E’ difficile anche solo argomentare la cultura della sconfitta, il suo significato, proprio perché la storia e la cronaca le scrivono i vincitori. Vincere consegna lo scettro per raccontare la realtà, vincere consegna il primato etico di stabilire cosa sia il bene e cosa sia il male. In un mondo fondato sul simbolo della vittoria, il significato della sconfitta è compromesso.

Vincere concede di disegnare la storia ponendosi comodamente sulla sua sponda più comoda, quella dei buoni e dei giusti. Eppure attraversare le sconfitte è indispensabile per essere credibili quando si tratta di affrontare il tema più grande ed importante che ci sia, quello dell’amore.  L’amore è credibile solo quando accetta di perdere, mai quando cerca di vincere.

L’amore dei genitori verso i figli è credibile proprio perché presuppone la sconfitta . Una sconfitta generazionale, culturale, etica, economica. Sarebbero guai per la credibilità di un genitore se fosse geloso ed invidioso dei successi dei figli. Anche quando si gioca coi figli,  si cerca consapevolmente o meno di perdere, e questa è l’esatta misura del nostro amore nei loro confronti. Il significato della sconfitta non corrisponde al fallimento esistenziale, ma richiama la vera natura dell’accogliere la vita per quello che è, nel saper amare gli altri e la vita, per quello che sono.

Anche l’amore tra coniugi è commisurato alla rinuncia alla competizione ed al primato dell’uno sull’altro, ed in mancanza di questi requisiti minimi si può dire quel che vuole, ma non ci sarà mai vero amore. Come certificano le ineffabili statistiche  sui divorzi.

Il nostro mondo è competizione, è idolatria dell’ego alimentata nella ricerca della vittoria. Nella propria vittoria costruita sulla sconfitta degli altri.  Per comprendere il valore e il significato della sconfitta occorre ricordare che i valori del nostro mondo sono scaturiti dalle guerre vinte molto più che dalle guerre perse. Il nostro mondo è naturalmente propenso alla vittoria assoluta, definitiva, una vittoria di cui la guerra rappresenta la massima proiezione. Il nostro mondo conferisce significato solo alla vittoria e squalifica la sconfitta come qualcosa di degradante, di cui vergognarsi.

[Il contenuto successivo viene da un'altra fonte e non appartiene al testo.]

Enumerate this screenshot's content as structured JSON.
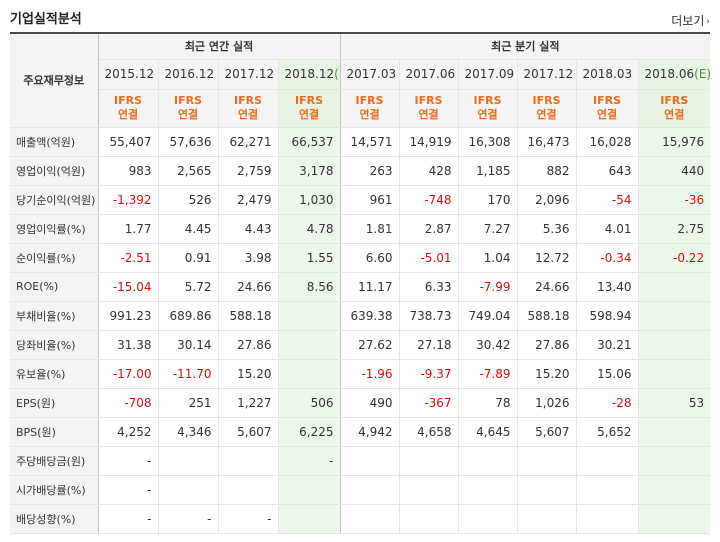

Il nostro mondo, la nostra cultura, preferisce vincere male, che perdere bene, preferisce il risultato agonistico alle motivazioni, ai fini, agli scopi. Ma il significato della vita è in essi, e non può essere subordinato alle vittorie, frutto spesso della negazione dei più alti valori, ed in totale contraddizione con i più alti fini.

La cultura della pace per essere credibile, deve appoggiarsi necessariamente alla cultura della sconfitta e al suo profondo significato etico. La pace è qualitativamente superiore ad ogni conflitto che cerchi la vittoria, che scaturisce sempre dalla paura della inadeguatezza, dalla violenza generata dalla paura di perdere. Per vivere in pace occorre non avere paura della sconfitta. Qui sta il suo grande significato, il suo grande insegnamento.

Chi cerca solo la vittoria è spiritualmente immaturo, curvo su se stesso, curvo sulle proprie paure, e cerca nella vittoria forza e potere per esorcizzare la sua fragilità nell’incapacità di fornire senso e significato alla sua vita. Ogni uomo che cerca di vincere scappa da se stesso e dalle sue paure, scappa dall’amore che dimora nel suo cuore. La ricerca costante della vittoria è il vero peccato originale che incombe nel privato come nel sociale, nello spirito individuale come nello spirito dei popoli.